MGM Q3 Trouble And Strife Spared By Post Covid Macau Bounce Back
MGM blushes were more than spared by the post-Covid19 revival of their Macau China division cash cow in Q3 – despite the debilitating impact of a widely-reported cyber attack on their operations, and the sale of the iconic Mirage and Gold Strike Tunica casinos in their Las Vegas powerbase.
The gambling giant reported a 16 percent, year-on-year, increase in Net Revenue to US$4 billion (£3.27bn) for the quarter ending September 30.
Standout vertical in the quarter was undoubtedly MGM China with revenue tha rocketed 834.5 percent to US$813 million (£665.35m).
MGM Resorts Group operating income for the quarter was US$370 million (£302.8m), a significant improvement on the US$1 billion (£818.39m) loss posted in the same period last year.
This change, reported MGM, was mainly because of the increased revenues and lower amortization expenses related to the MGM Grand Paradise gaming sub concession.
Net income for MGM Resorts was US$161 million (£131.76m), again in good contrast to a net loss of US$577 million (£472.21m) in Q3 2022.
Earnings per share were reported at $0.46cents, compared to a loss per share of US$1.45 the previous year. When adjusted for certain items, earnings-per-share were $0.64cents, against the loss-per-share of US$1.39 in the same quarter of the previous year.
For the first nine months of 2023, the company’s cash flow from operating activities was US$2 billion (£1.63bn).
Meanwhile, MGM Resorts International has signed the necessary agreement with Japanese authorities in Osaka to begin building the very first “integrated resort” in the nation.
The company also bought back US$572 million (£468.12m) of its own shares and has been authorized to purchase an additional US$2 billion (£1.63bn) of shares by its Board of Directors.
“We started the quarter with great momentum across our businesses. While we were faced with a difficult cybersecurity issue in September, our employees rose to the occasion with incredible resilience and determination,” affirmed Bill Hornbuckle, CEO and President of MGM Resorts.
“With the incident now behind us, we are a stronger company having been through the challenge.

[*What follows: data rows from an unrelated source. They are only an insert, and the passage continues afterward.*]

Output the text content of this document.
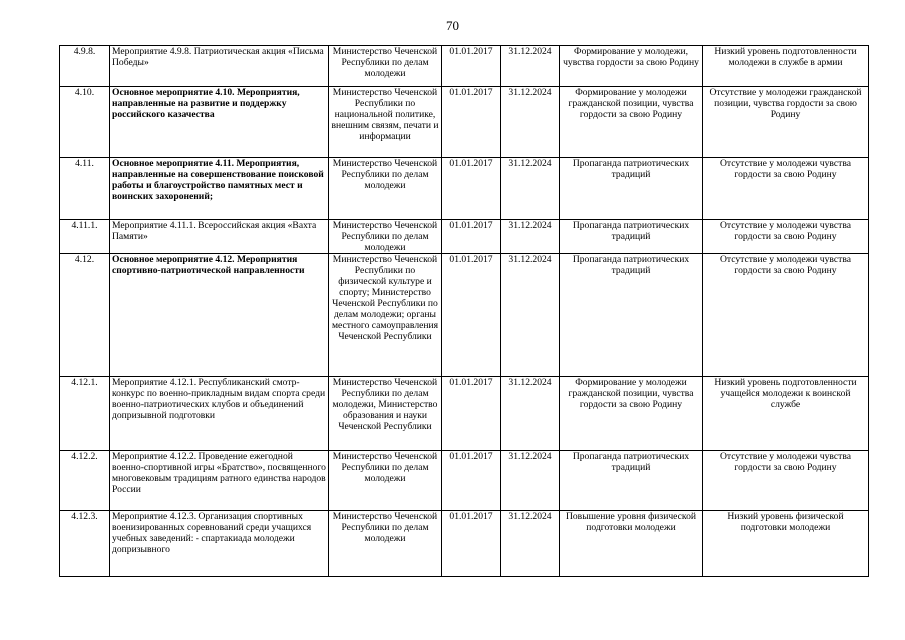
70
4.9.8.	Мероприятие 4.9.8. Патриотическая акция «Письма Победы»	Министерство Чеченской Республики по делам молодежи	01.01.2017	31.12.2024	Формирование у молодежи, чувства гордости за свою Родину	Низкий уровень подготовленности молодежи в службе в армии
4.10.	Основное мероприятие 4.10. Мероприятия, направленные на развитие и поддержку российского казачества	Министерство Чеченской Республики по национальной политике, внешним связям, печати и информации	01.01.2017	31.12.2024	Формирование у молодежи гражданской позиции, чувства гордости за свою Родину	Отсутствие у молодежи гражданской позиции, чувства гордости за свою Родину
4.11.	Основное мероприятие 4.11. Мероприятия, направленные на совершенствование поисковой работы и благоустройство памятных мест и воинских захоронений;	Министерство Чеченской Республики по делам молодежи	01.01.2017	31.12.2024	Пропаганда патриотических традиций	Отсутствие у молодежи чувства гордости за свою Родину
4.11.1.	Мероприятие 4.11.1. Всероссийская акция «Вахта Памяти»	Министерство Чеченской Республики по делам молодежи	01.01.2017	31.12.2024	Пропаганда патриотических традиций	Отсутствие у молодежи чувства гордости за свою Родину
4.12.	Основное мероприятие 4.12. Мероприятия спортивно-патриотической направленности	Министерство Чеченской Республики по физической культуре и спорту; Министерство Чеченской Республики по делам молодежи; органы местного самоуправления Чеченской Республики	01.01.2017	31.12.2024	Пропаганда патриотических традиций	Отсутствие у молодежи чувства гордости за свою Родину
4.12.1.	Мероприятие 4.12.1. Республиканский смотр-конкурс по военно-прикладным видам спорта среди военно-патриотических клубов и объединений допризывной подготовки	Министерство Чеченской Республики по делам молодежи, Министерство образования и науки Чеченской Республики	01.01.2017	31.12.2024	Формирование у молодежи гражданской позиции, чувства гордости за свою Родину	Низкий уровень подготовленности учащейся молодежи к воинской службе
4.12.2.	Мероприятие 4.12.2. Проведение ежегодной военно-спортивной игры «Братство», посвященного многовековым традициям ратного единства народов России	Министерство Чеченской Республики по делам молодежи	01.01.2017	31.12.2024	Пропаганда патриотических традиций	Отсутствие у молодежи чувства гордости за свою Родину
4.12.3.	Мероприятие 4.12.3. Организация спортивных военизированных соревнований среди учащихся учебных заведений: - спартакиада молодежи допризывного	Министерство Чеченской Республики по делам молодежи	01.01.2017	31.12.2024	Повышение уровня физической подготовки молодежи	Низкий уровень физической подготовки молодежи
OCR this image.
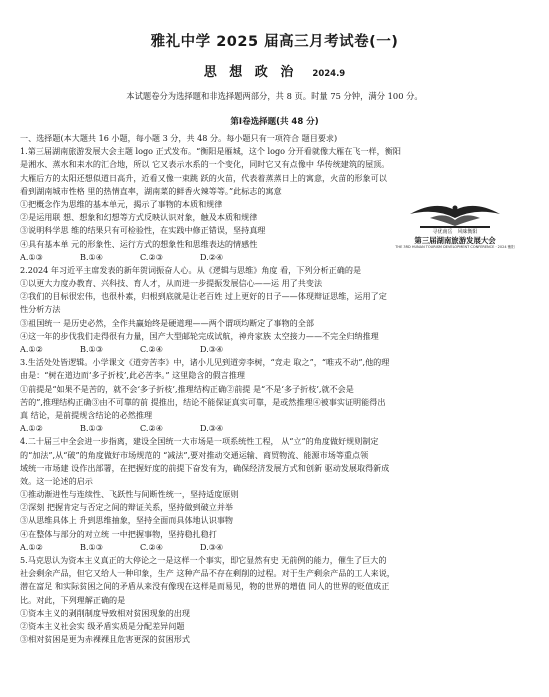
雅礼中学 2025 届高三月考试卷(一)
思 想 政 治 2024.9
本试题卷分为选择题和非选择题两部分，共 8 页。时量 75 分钟，满分 100 分。
第Ⅰ卷选择题(共 48 分)
寻优南岳　风味衡阳
第三届湖南旅游发展大会
THE 3RD HUNAN TOURISM DEVELOPMENT CONFERENCE · 2024 衡阳
一、选择题(本大题共 16 小题，每小题 3 分，共 48 分。每小题只有一项符合 题目要求)
1.第三届湖南旅游发展大会主题 logo 正式发布。“衡阳是雁城，这个 logo 分开看就像大雁在飞一样，衡阳
是湘水、蒸水和耒水的汇合地，所以 它又表示水系的一个变化，同时它又有点像中 华传统建筑的屋顶。
大雁后方的太阳还想似道日高升，近看又像一束跳 跃的火苗，代表着蒸蒸日上的寓意，火苗的形象可以
看到湖南城市性格 里的热情直率，湖南菜的鲜香火辣等等。”此标志的寓意
①把概念作为思维的基本单元，揭示了事物的本质和规律
②是运用联 想、想象和幻想等方式反映认识对象，触及本质和规律
③说明科学思 维的结果只有可检验性，在实践中修正错误，坚持真理
④具有基本单 元的形象性、运行方式的想象性和思维表达的情感性
A.①③	B.①④	C.②③	D.②④
2.2024 年习近平主席发表的新年贺词振奋人心。从《逻辑与思维》角度 看，下列分析正确的是
①以更大力度办教育、兴科技、育人才，从而进一步提振发展信心——运 用了共变法
②我们的目标很宏伟，也很朴素，归根到底就是让老百姓 过上更好的日子——体现辩证思维，运用了定
性分析方法
③祖国统一 是历史必然，全作共赢始终是硬道理——两个谓项均断定了事物的全部
④这一年的步伐我们走得很有力量，国产大型邮轮完成试航，神舟家族 太空接力——不完全归纳推理
A.①②	B.①③	C.②④	D.③④
3.生活处处皆逻辑。小学课文《道旁苦李》中，诸小儿见到道旁李树，“竞走 取之”，“唯戎不动”,他的理
由是：“树在道边而‘多子折枝’,此必苦李。” 这里隐含的假言推理
①前提是“如果不是苦的，就不会‘多子折枝’,推理结构正确②前提 是“不是‘多子折枝’,就不会是
苦的”,推理结构正确③由不可靠的前 提推出，结论不能保证真实可靠，是或然推理④被事实证明能得出
真 结论，是前提规含结论的必然推理
A.①②	B.①③	C.②④	D.③④
4.二十届三中全会进一步指离，建设全国统一大市场是一项系统性工程， 从“立”的角度做好规则制定
的“加法”,从“破”的角度做好市场规范的 “减法”,要对推动交通运输、商贸物流、能源市场等重点领
域统一市场建 设作出部署，在把握好度的前提下奋发有为，确保经济发展方式和创新 驱动发展取得新成
效。这一论述的启示
①推动渐进性与连续性、飞跃性与间断性统一，坚持适度原则
②深刻 把握肯定与否定之间的辩证关系，坚持做到破立并举
③从思维具体上 升到思维抽象，坚持全面而具体地认识事物
④在整体与部分的对立统 一中把握事物，坚持稳扎稳打
A.①②	B.①③	C.②④	D.③④
5.马克思认为资本主义真正的大停论之一是这样一个事实，即它显然有史 无前例的能力，催生了巨大的
社会剩余产品，但它又给人一种印象，生产 这种产品不存在剩削的过程。对于生产剩余产品的工人来说，
潜在富足 和实际贫困之间的矛盾从来没有像现在这样是而易见，物的世界的增值 同人的世界的贬值成正
比。对此，下列理解正确的是
①资本主义的剥削制度导致相对贫困现象的出现
②资本主义社会实 级矛盾实质是分配差异问题
③相对贫困是更为赤裸裸且危害更深的贫困形式
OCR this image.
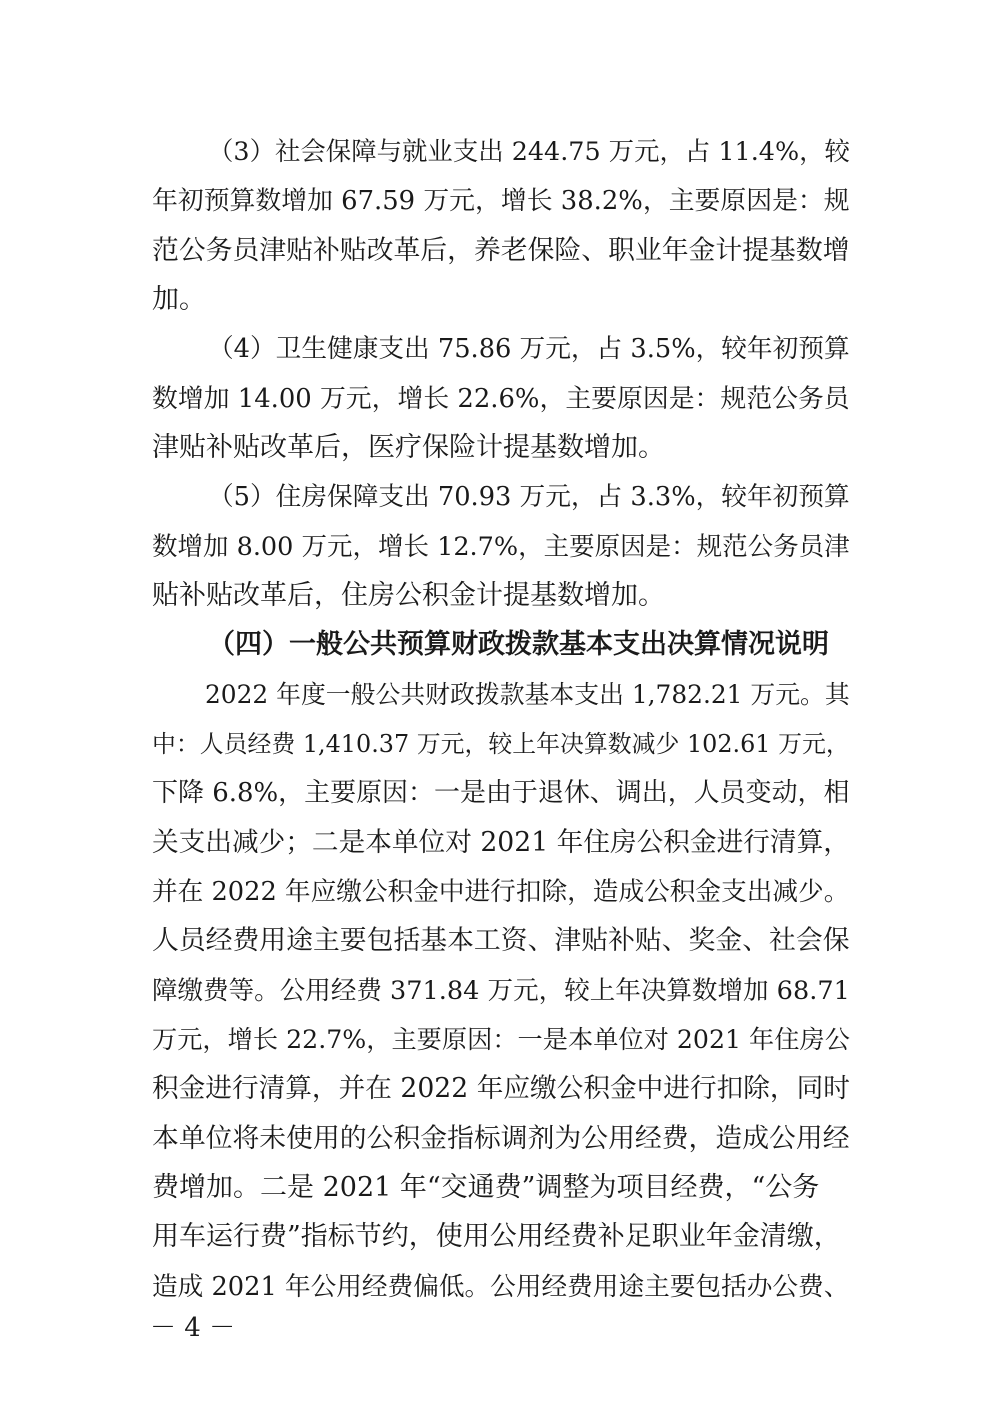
（3）社会保障与就业支出 244.75 万元，占 11.4%，较
年初预算数增加 67.59 万元，增长 38.2%，主要原因是：规
范公务员津贴补贴改革后，养老保险、职业年金计提基数增
加。
（4）卫生健康支出 75.86 万元，占 3.5%，较年初预算
数增加 14.00 万元，增长 22.6%，主要原因是：规范公务员
津贴补贴改革后，医疗保险计提基数增加。
（5）住房保障支出 70.93 万元，占 3.3%，较年初预算
数增加 8.00 万元，增长 12.7%，主要原因是：规范公务员津
贴补贴改革后，住房公积金计提基数增加。
（四）一般公共预算财政拨款基本支出决算情况说明
2022 年度一般公共财政拨款基本支出 1,782.21 万元。其
中：人员经费 1,410.37 万元，较上年决算数减少 102.61 万元，
下降 6.8%，主要原因：一是由于退休、调出，人员变动，相
关支出减少；二是本单位对 2021 年住房公积金进行清算，
并在 2022 年应缴公积金中进行扣除，造成公积金支出减少。
人员经费用途主要包括基本工资、津贴补贴、奖金、社会保
障缴费等。公用经费 371.84 万元，较上年决算数增加 68.71
万元，增长 22.7%，主要原因：一是本单位对 2021 年住房公
积金进行清算，并在 2022 年应缴公积金中进行扣除，同时
本单位将未使用的公积金指标调剂为公用经费，造成公用经
费增加。二是 2021 年“交通费”调整为项目经费，“公务
用车运行费”指标节约，使用公用经费补足职业年金清缴，
造成 2021 年公用经费偏低。公用经费用途主要包括办公费、
－ 4 －
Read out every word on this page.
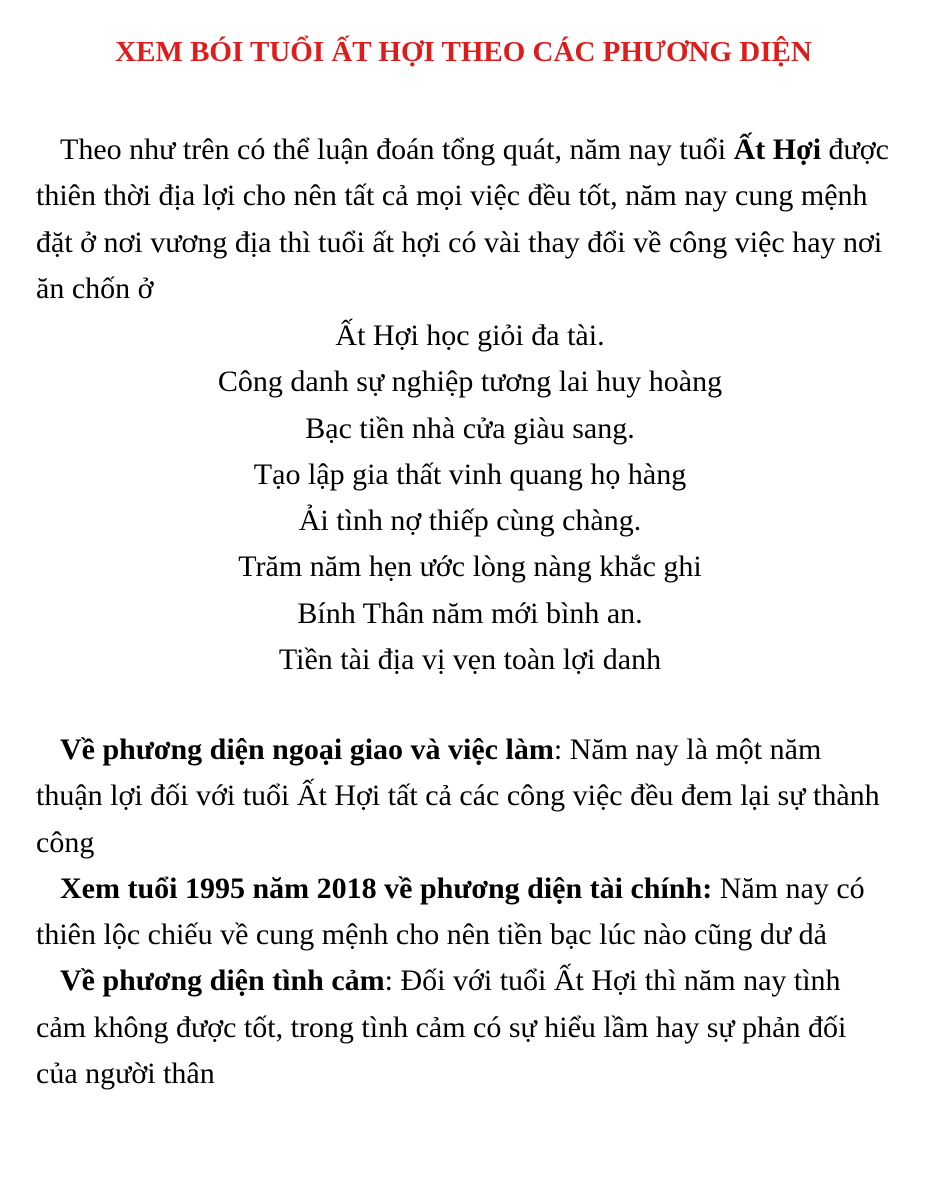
XEM BÓI TUỔI ẤT HỢI THEO CÁC PHƯƠNG DIỆN
Theo như trên có thể luận đoán tổng quát, năm nay tuổi Ất Hợi được thiên thời địa lợi cho nên tất cả mọi việc đều tốt, năm nay cung mệnh đặt ở nơi vương địa thì tuổi ất hợi có vài thay đổi về công việc hay nơi ăn chốn ở
Ất Hợi học giỏi đa tài.
Công danh sự nghiệp tương lai huy hoàng
Bạc tiền nhà cửa giàu sang.
Tạo lập gia thất vinh quang họ hàng
Ải tình nợ thiếp cùng chàng.
Trăm năm hẹn ước lòng nàng khắc ghi
Bính Thân năm mới bình an.
Tiền tài địa vị vẹn toàn lợi danh

Về phương diện ngoại giao và việc làm: Năm nay là một năm thuận lợi đối với tuổi Ất Hợi tất cả các công việc đều đem lại sự thành công

Xem tuổi 1995 năm 2018 về phương diện tài chính: Năm nay có thiên lộc chiếu về cung mệnh cho nên tiền bạc lúc nào cũng dư dả

Về phương diện tình cảm: Đối với tuổi Ất Hợi thì năm nay tình cảm không được tốt, trong tình cảm có sự hiểu lầm hay sự phản đối của người thân
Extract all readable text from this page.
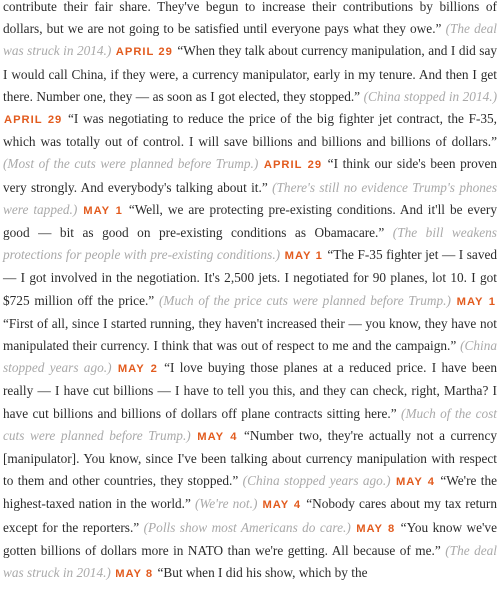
contribute their fair share. They've begun to increase their contributions by billions of dollars, but we are not going to be satisfied until everyone pays what they owe.” (The deal was struck in 2014.) APRIL 29 “When they talk about currency manipulation, and I did say I would call China, if they were, a currency manipulator, early in my tenure. And then I get there. Number one, they — as soon as I got elected, they stopped.” (China stopped in 2014.) APRIL 29 “I was negotiating to reduce the price of the big fighter jet contract, the F-35, which was totally out of control. I will save billions and billions and billions of dollars.” (Most of the cuts were planned before Trump.) APRIL 29 “I think our side's been proven very strongly. And everybody's talking about it.” (There's still no evidence Trump's phones were tapped.) MAY 1 “Well, we are protecting pre-existing conditions. And it'll be every good — bit as good on pre-existing conditions as Obamacare.” (The bill weakens protections for people with pre-existing conditions.) MAY 1 “The F-35 fighter jet — I saved — I got involved in the negotiation. It's 2,500 jets. I negotiated for 90 planes, lot 10. I got $725 million off the price.” (Much of the price cuts were planned before Trump.) MAY 1 “First of all, since I started running, they haven't increased their — you know, they have not manipulated their currency. I think that was out of respect to me and the campaign.” (China stopped years ago.) MAY 2 “I love buying those planes at a reduced price. I have been really — I have cut billions — I have to tell you this, and they can check, right, Martha? I have cut billions and billions of dollars off plane contracts sitting here.” (Much of the cost cuts were planned before Trump.) MAY 4 “Number two, they're actually not a currency [manipulator]. You know, since I've been talking about currency manipulation with respect to them and other countries, they stopped.” (China stopped years ago.) MAY 4 “We're the highest-taxed nation in the world.” (We're not.) MAY 4 “Nobody cares about my tax return except for the reporters.” (Polls show most Americans do care.) MAY 8 “You know we've gotten billions of dollars more in NATO than we're getting. All because of me.” (The deal was struck in 2014.) MAY 8 “But when I did his show, which by the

“Going forward we have much to be optimistic about with Formula 1’s inaugural Las Vegas race next week and early next year the debut of the MGM Collection with Marriott Bonvoy followed by the Super Bowl.
“Beyond these catalysts, MGM China is performing exceptionally well, and we have a pipeline of development opportunities including New York and Japan alongside the growth and development of our international digital business and BetMGM.”
Added MGM Resorts CFO and Treasurer Jonathan Halkyard: “We continue to view share repurchases as an attractive opportunity to return value to our shareholders.
“Year-to-date, we have repurchased approximately US$1.7 billion (£1.39bn) in stock. Our buyback program totals US$6.2 billion (£5.07bn) since the beginning of 2021, reducing our share count by over 30 percent.”
Which begs the question: Whoever said it’s impossible to buy one’s way out of trouble?